Microsoft running “Scroogled” campaigns are a symptom (while Steve Ballmer was in charge) of losing their focus. I met Bill Gates in 1983, and he was a walking encyclopedia of what worked well – and not so well – in competitive PC software products of the day. He could keep going for 20 minutes describing the decision making process of going for a two-button mouse for Windows, and the various traps other vendors had with one or three button equivalents. At the time, it followed through into Microsoft’s internal sales briefing material – sold on their own strengths, and acknowledging competitors with a very balanced commentary. In time, things loosened up and tripping up competitors became a part of their playbook, something I felt a degree of sadness to see develop.

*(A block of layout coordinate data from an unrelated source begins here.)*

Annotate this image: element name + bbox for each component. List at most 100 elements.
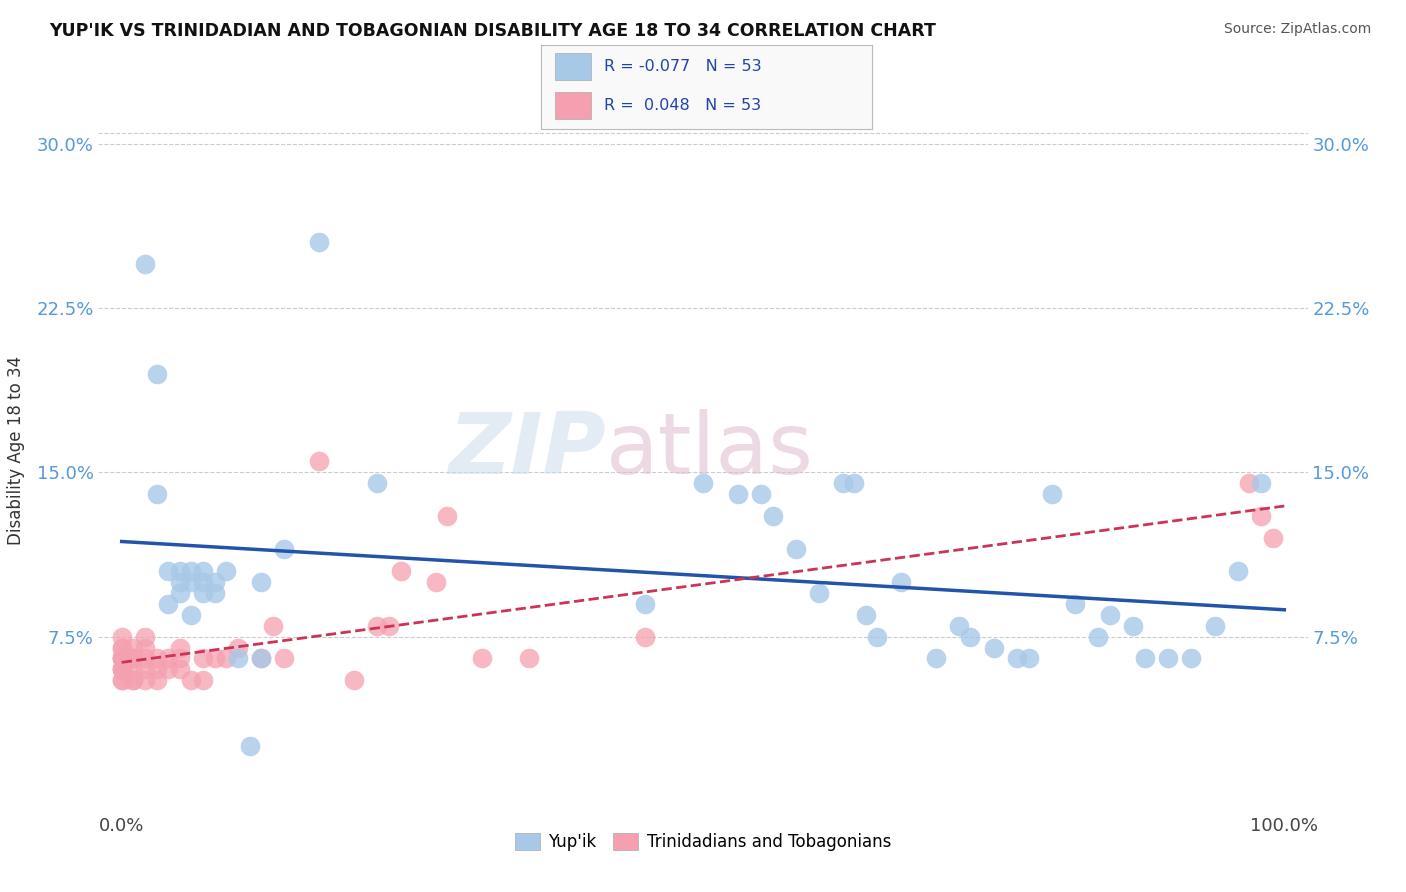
Point [145, 651, 167, 665]
Point [866, 630, 889, 644]
Point [1250, 476, 1272, 491]
Point [692, 476, 714, 491]
Point [1133, 651, 1156, 665]
Point [134, 630, 156, 644]
Point [111, 651, 134, 665]
Point [1261, 531, 1284, 545]
Point [308, 454, 330, 468]
Point [191, 574, 214, 589]
Point [111, 651, 134, 665]
Point [1064, 597, 1087, 611]
Point [844, 476, 866, 491]
Point [1098, 607, 1121, 622]
Point [1250, 509, 1272, 524]
Point [134, 662, 156, 676]
Point [191, 564, 214, 578]
Point [191, 586, 214, 600]
Point [169, 564, 191, 578]
Point [111, 640, 134, 655]
Point [204, 574, 226, 589]
Point [204, 651, 226, 665]
Point [250, 574, 273, 589]
Legend: Yup'ik, Trinidadians and Tobagonians: Yup'ik, Trinidadians and Tobagonians [509, 826, 897, 857]
Point [250, 651, 273, 665]
Point [111, 662, 134, 676]
Point [425, 574, 447, 589]
Point [169, 574, 191, 589]
Point [250, 651, 273, 665]
Point [111, 630, 134, 644]
Y-axis label: Disability Age 18 to 34: Disability Age 18 to 34 [7, 356, 25, 545]
Point [122, 662, 145, 676]
Point [180, 607, 202, 622]
Point [191, 651, 214, 665]
Point [239, 739, 262, 753]
Point [308, 235, 330, 250]
Point [111, 640, 134, 655]
Point [1180, 651, 1202, 665]
Point [273, 651, 295, 665]
Point [122, 673, 145, 688]
Point [226, 640, 249, 655]
Text: Source: ZipAtlas.com: Source: ZipAtlas.com [1223, 22, 1371, 37]
Point [378, 618, 401, 632]
Point [749, 487, 772, 501]
Point [215, 651, 238, 665]
Point [808, 586, 831, 600]
Point [134, 257, 156, 271]
Point [1157, 651, 1180, 665]
Point [180, 564, 202, 578]
Point [122, 651, 145, 665]
Point [343, 673, 366, 688]
Point [785, 541, 807, 556]
Point [983, 640, 1005, 655]
Point [1122, 618, 1144, 632]
Point [634, 597, 657, 611]
Text: R =  0.048   N = 53: R = 0.048 N = 53 [605, 98, 761, 113]
Point [634, 630, 657, 644]
Point [157, 564, 180, 578]
Point [1239, 476, 1261, 491]
Point [157, 651, 180, 665]
Point [226, 651, 249, 665]
Point [471, 651, 494, 665]
Point [169, 640, 191, 655]
Point [169, 651, 191, 665]
Point [111, 662, 134, 676]
Point [890, 574, 912, 589]
Point [122, 673, 145, 688]
Point [157, 597, 180, 611]
FancyBboxPatch shape [554, 92, 591, 120]
Point [145, 662, 167, 676]
Point [366, 618, 388, 632]
Point [1040, 487, 1063, 501]
Point [948, 618, 970, 632]
Point [1204, 618, 1226, 632]
Point [204, 586, 226, 600]
Point [1226, 564, 1249, 578]
Point [389, 564, 412, 578]
Point [366, 476, 388, 491]
Point [111, 651, 134, 665]
Point [157, 662, 180, 676]
Point [134, 673, 156, 688]
Point [111, 673, 134, 688]
Point [111, 651, 134, 665]
Point [924, 651, 946, 665]
Point [1087, 630, 1109, 644]
Point [762, 509, 785, 524]
Point [1018, 651, 1040, 665]
Point [145, 367, 167, 381]
Point [145, 673, 167, 688]
Point [134, 640, 156, 655]
Point [1005, 651, 1028, 665]
Point [727, 487, 749, 501]
Point [262, 618, 284, 632]
Text: ZIP: ZIP [449, 409, 606, 492]
Point [959, 630, 981, 644]
Text: atlas: atlas [606, 409, 814, 492]
Point [855, 607, 877, 622]
Point [145, 487, 167, 501]
Point [517, 651, 540, 665]
Point [169, 662, 191, 676]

Amazon are much more specific. Start with the customer and work back from there.
Unfortunately, I still see server vendor announcements piling into technologies like “OpenStack” and “Software Defined Networking” where the word “differentiation” features heavily in the announcement text. This suggests to me that the focus is on competitive vendor positioning, trying to justify the margins required to sustain their current business model, and detached from a specific focus of how a customer needs (and their business environment) are likely to evolve into the future.
With that, I suspect organisations with a laser like focus on the end customer, and who realise which parts of the stack are commoditising (and to follow that to it’s ultimate conclusion), are much more likely to be present when the cost to serve steps off the clifftop and heads down. The real battle is on higher order entities running on the commodity base.
I saw an announcement from Arrow ECS in Computer Reseller News this week that suggested a downturn in their Datacentre Server and Storage Product orders in the previous quarter. I wonder if this is the first sign of the switching into gear of the inevitable downward pricing trend across the IT industry, and especially for its current brand systems and storage vendors.
IT Hardware Vendors clinging onto “Public” and “Hybrid” cloud strategies are, I suspect, the final attempt to hold onto their existing business models and margins while the world migrates to commodity, public equivalents (see my previous post about “Enterprise IT and the Hall of Marbles“).
I also suspect that given their relentless focus on end customer needs, and working back from there, that Amazon Web Services will still be the market leaders as that new landscape unfolds. Certainly shows little sign of slowing down.